A different plot-thread involves a young woman, Miss Betty Anson, who works in Wychwood and takes a footpath through the forest when going homeward, which means she might have heard the shot. She has hurt her foot and a footprint, corresponding with her size shoes, was found near a spend cartridge and something seems to be weighing on her mind. But the question is whether or not any of this is related to the murder at Nonpareil or tied to the unidentified corpse that was found in Midwych Canal with two bullet holes in his back.

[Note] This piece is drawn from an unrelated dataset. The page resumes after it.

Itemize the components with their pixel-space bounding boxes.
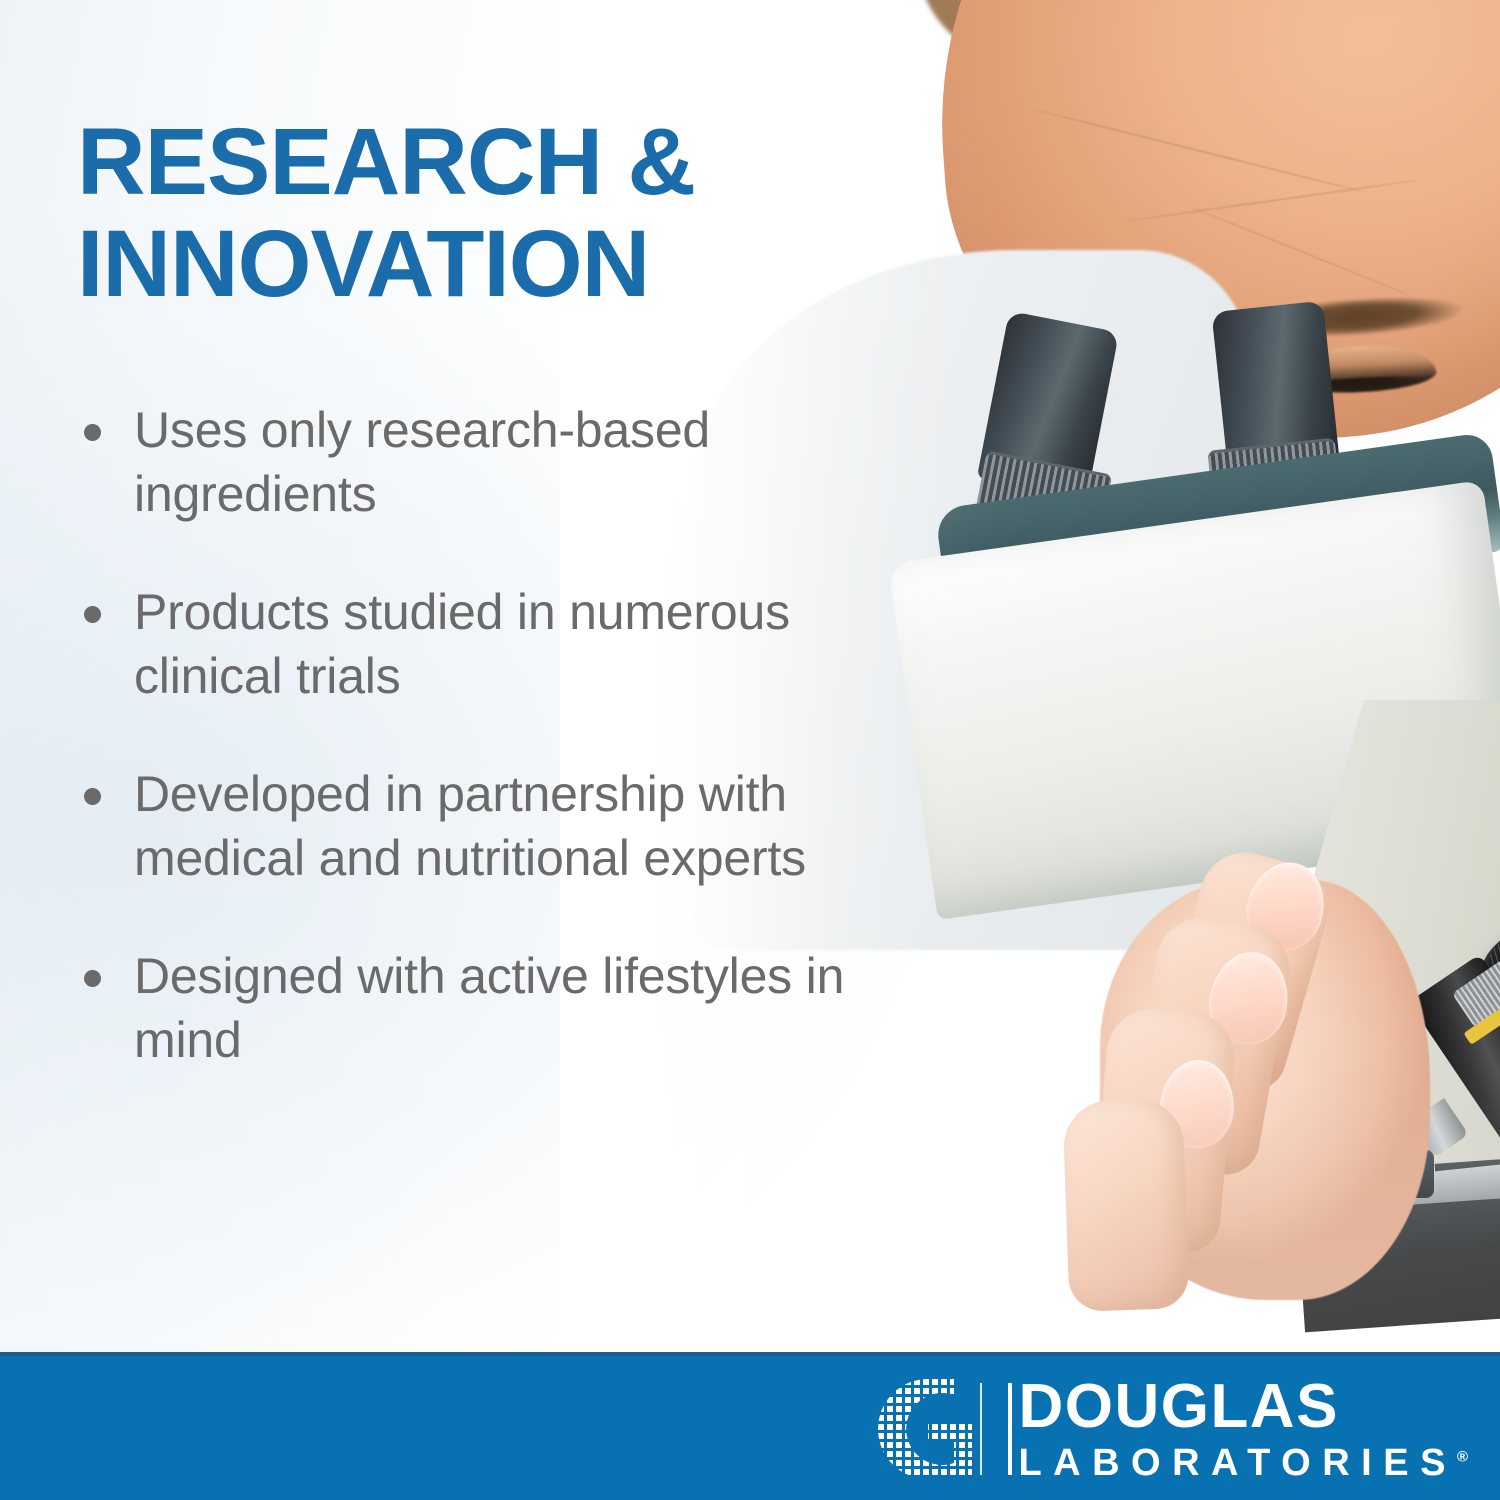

However, the most important of all the plot-threads from this novel concerns "a first-class, long-lost Vermeer," which, as a Dutchman, I always find an interesting angle for a detective story (e.g. Herbert Resnicow's The Gold Frame, 1986). I should also point out that Evans' introduction makes a connection between this plot-thread and a famous, real-life forgery case from my country, which could have inspired Punshon. However, this book has very little to do with forgers.
Apparently, the lost masterpiece is "a view of Rotterdam in sun and rain" and Vermeer described it in a letter as one of his best works, but parted with the panel when an English lord made a generous offer, forty guineas in gold, which he was unable to refuse – after which the painting vanished from the history books. But now there are several people hunting for the painting. A Mr. Marmaduke Clavering, "an Honourable," who entered the story as an art expert who assessed the value of those "deplorable specimens of sculpture" in the picture gallery of Nonpareil, but it becomes apparent that what he's really after is the lost Vermeer. And he has a rival: a junior partner of a Mayfair Square picture dealer, Mr. Tails, who's "not too particular in his business methods."

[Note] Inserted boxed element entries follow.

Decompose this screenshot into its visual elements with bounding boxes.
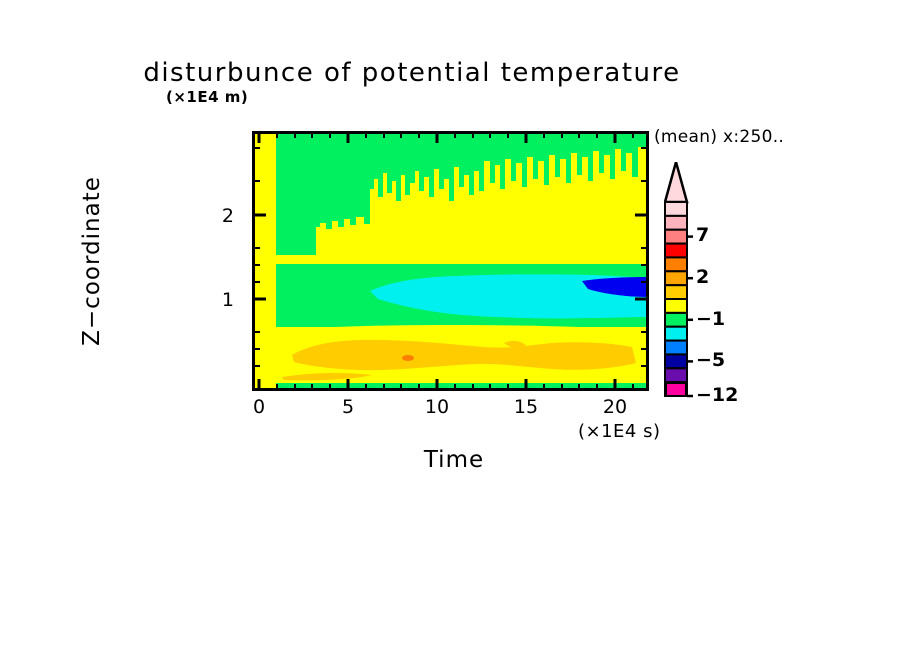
- y-tick-label-2: 2: [204, 205, 234, 227]
- x-minor-ticks: [277, 384, 633, 391]
- page-title: disturbunce of potential temperature: [0, 58, 864, 88]
- x-tick-label-5: 5: [328, 396, 368, 418]
- colorbar-swatch-4: [665, 244, 687, 258]
- colorbar-arrow-tip: [665, 162, 687, 202]
- region-left-yellow-column: [252, 131, 276, 391]
- colorbar-label-7: 7: [696, 224, 709, 246]
- colorbar-label-neg5: −5: [696, 349, 725, 371]
- colorbar-swatch-3: [665, 230, 687, 244]
- region-mid-yellow-strip: [276, 255, 649, 264]
- colorbar-swatch-5: [665, 257, 687, 271]
- colorbar-swatch-12: [665, 354, 687, 368]
- colorbar-swatch-7: [665, 285, 687, 299]
- colorbar-label-2: 2: [696, 266, 709, 288]
- y-axis-title: Z−coordinate: [79, 151, 105, 371]
- x-axis-title: Time: [389, 447, 519, 473]
- colorbar-label-neg12: −12: [696, 384, 738, 406]
- colorbar: 7 2 −1 −5 −12: [664, 162, 784, 398]
- x-minor-ticks-top: [277, 131, 633, 138]
- x-tick-label-0: 0: [239, 396, 279, 418]
- contour-canvas: [252, 131, 649, 391]
- x-tick-label-15: 15: [506, 396, 546, 418]
- colorbar-label-neg1: −1: [696, 308, 725, 330]
- region-orange-spot: [402, 355, 414, 361]
- x-tick-label-10: 10: [417, 396, 457, 418]
- colorbar-swatch-8: [665, 299, 687, 313]
- colorbar-swatch-13: [665, 368, 687, 382]
- y-unit-label: (×1E4 m): [166, 88, 248, 106]
- mean-annotation: (mean) x:250..: [654, 127, 784, 147]
- contour-plot: [252, 131, 649, 391]
- colorbar-swatch-6: [665, 271, 687, 285]
- x-unit-label: (×1E4 s): [578, 421, 661, 442]
- colorbar-swatch-11: [665, 341, 687, 355]
- colorbar-swatch-1: [665, 202, 687, 216]
- y-tick-label-1: 1: [204, 289, 234, 311]
- colorbar-swatch-2: [665, 216, 687, 230]
- x-tick-label-20: 20: [595, 396, 635, 418]
- colorbar-swatch-magenta: [665, 382, 687, 397]
- colorbar-swatch-9: [665, 313, 687, 327]
- colorbar-swatch-10: [665, 327, 687, 341]
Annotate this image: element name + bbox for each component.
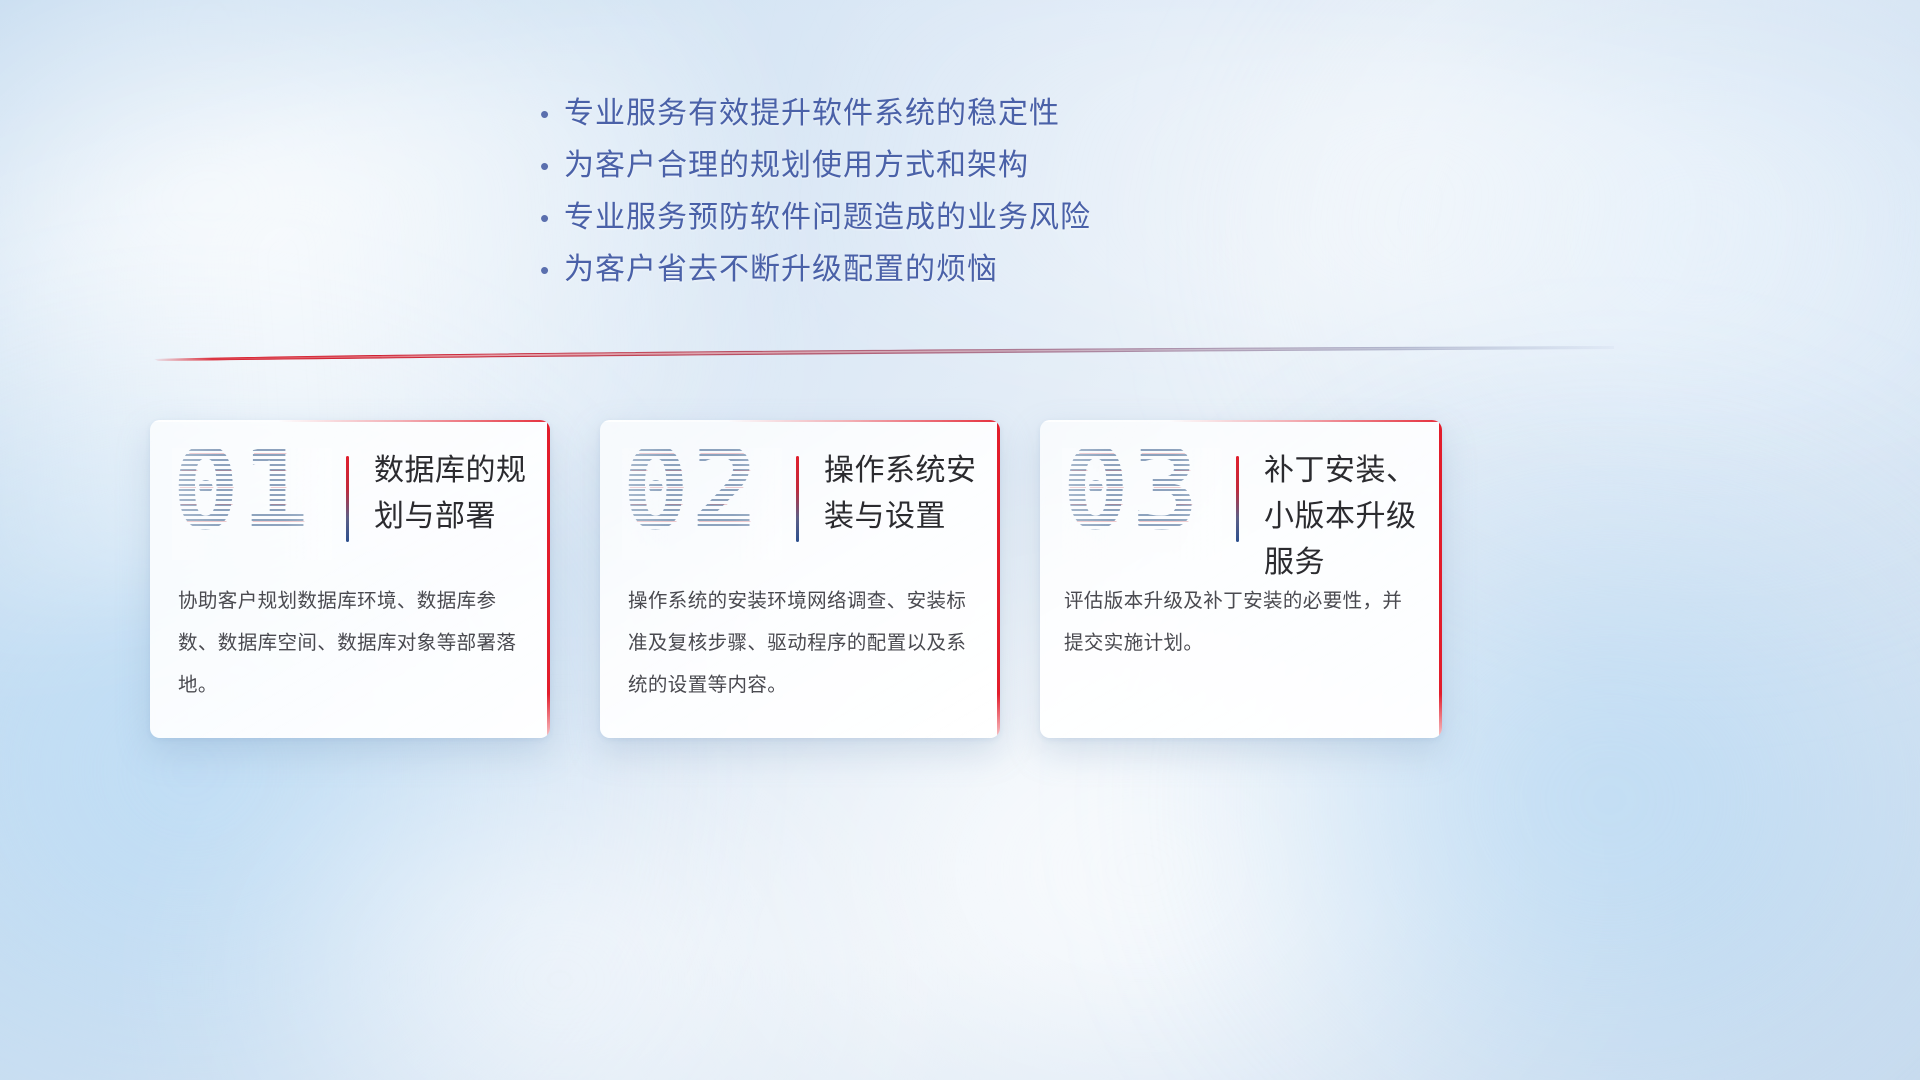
list-item: • 为客户省去不断升级配置的烦恼 bbox=[530, 244, 1390, 296]
card-top-accent-edge bbox=[1169, 420, 1442, 422]
card-title: 补丁安装、小版本升级服务 bbox=[1264, 448, 1434, 586]
card-number-watermark: 03 03 bbox=[1062, 448, 1222, 560]
card-title: 操作系统安装与设置 bbox=[824, 448, 984, 540]
card-body-text: 协助客户规划数据库环境、数据库参数、数据库空间、数据库对象等部署落地。 bbox=[178, 580, 524, 706]
card-accent-bar bbox=[796, 456, 799, 542]
card-title: 数据库的规划与部署 bbox=[374, 448, 534, 540]
card-top-accent-edge bbox=[278, 420, 550, 422]
card-right-accent-edge bbox=[547, 420, 550, 738]
bullet-dot-icon: • bbox=[530, 257, 564, 283]
card-top-accent-edge bbox=[728, 420, 1000, 422]
benefits-bullet-list: • 专业服务有效提升软件系统的稳定性 • 为客户合理的规划使用方式和架构 • 专… bbox=[530, 88, 1390, 296]
card-accent-bar bbox=[346, 456, 349, 542]
bullet-text: 专业服务预防软件问题造成的业务风险 bbox=[564, 192, 1091, 236]
card-number-watermark: 01 01 bbox=[172, 448, 332, 560]
bullet-text: 为客户合理的规划使用方式和架构 bbox=[564, 140, 1029, 184]
card-right-accent-edge bbox=[1439, 420, 1442, 738]
list-item: • 专业服务有效提升软件系统的稳定性 bbox=[530, 88, 1390, 140]
service-card[interactable]: 03 03 补丁安装、小版本升级服务 评估版本升级及补丁安装的必要性，并提交实施… bbox=[1040, 420, 1442, 738]
bullet-dot-icon: • bbox=[530, 205, 564, 231]
card-number-watermark-fade bbox=[622, 448, 782, 560]
bullet-text: 为客户省去不断升级配置的烦恼 bbox=[564, 244, 998, 288]
card-right-accent-edge bbox=[997, 420, 1000, 738]
bullet-dot-icon: • bbox=[530, 153, 564, 179]
bullet-text: 专业服务有效提升软件系统的稳定性 bbox=[564, 88, 1060, 132]
bullet-dot-icon: • bbox=[530, 101, 564, 127]
card-body-text: 操作系统的安装环境网络调查、安装标准及复核步骤、驱动程序的配置以及系统的设置等内… bbox=[628, 580, 974, 706]
service-card[interactable]: 02 02 操作系统安装与设置 操作系统的安装环境网络调查、安装标准及复核步骤、… bbox=[600, 420, 1000, 738]
list-item: • 专业服务预防软件问题造成的业务风险 bbox=[530, 192, 1390, 244]
card-body-text: 评估版本升级及补丁安装的必要性，并提交实施计划。 bbox=[1064, 580, 1420, 664]
service-card-list: 01 01 数据库的规划与部署 协助客户规划数据库环境、数据库参数、数据库空间、… bbox=[150, 420, 1770, 750]
card-accent-bar bbox=[1236, 456, 1239, 542]
service-card[interactable]: 01 01 数据库的规划与部署 协助客户规划数据库环境、数据库参数、数据库空间、… bbox=[150, 420, 550, 738]
card-number-watermark-fade bbox=[1062, 448, 1222, 560]
card-number-watermark-fade bbox=[172, 448, 332, 560]
card-number-watermark: 02 02 bbox=[622, 448, 782, 560]
slide-canvas: • 专业服务有效提升软件系统的稳定性 • 为客户合理的规划使用方式和架构 • 专… bbox=[0, 0, 1920, 1080]
list-item: • 为客户合理的规划使用方式和架构 bbox=[530, 140, 1390, 192]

As you can probably deduce, There's a Reason for Everything is made up of an intricate, multifarious and complex web of plot-threads, but Punshon laces all of these plot-threads up tightly. There are also a fair amount of clues and hints dropped along the corridors and rooms of this maze-like plot, which should point out the truth to the observant reader. It also provided another demonstration of Punshon ability to navigate the reader through a labyrinthine plot. I also like how he handled the abundance of twins appearing in this story and how he sidestepped the clichéd fate that usually befalls long-lost paintings and manuscripts in detective stories.
So, all in all, I found There's a Reason for Everything to be a rewarding read and even slightly better than Punshon's much touted masterpiece, Diabolic Candelabra (1942), which really was more along the lines of a Mitchellian crime fantasy than that of a traditional whodunit. And I begin to believe that I'm becoming a fan of Punshon.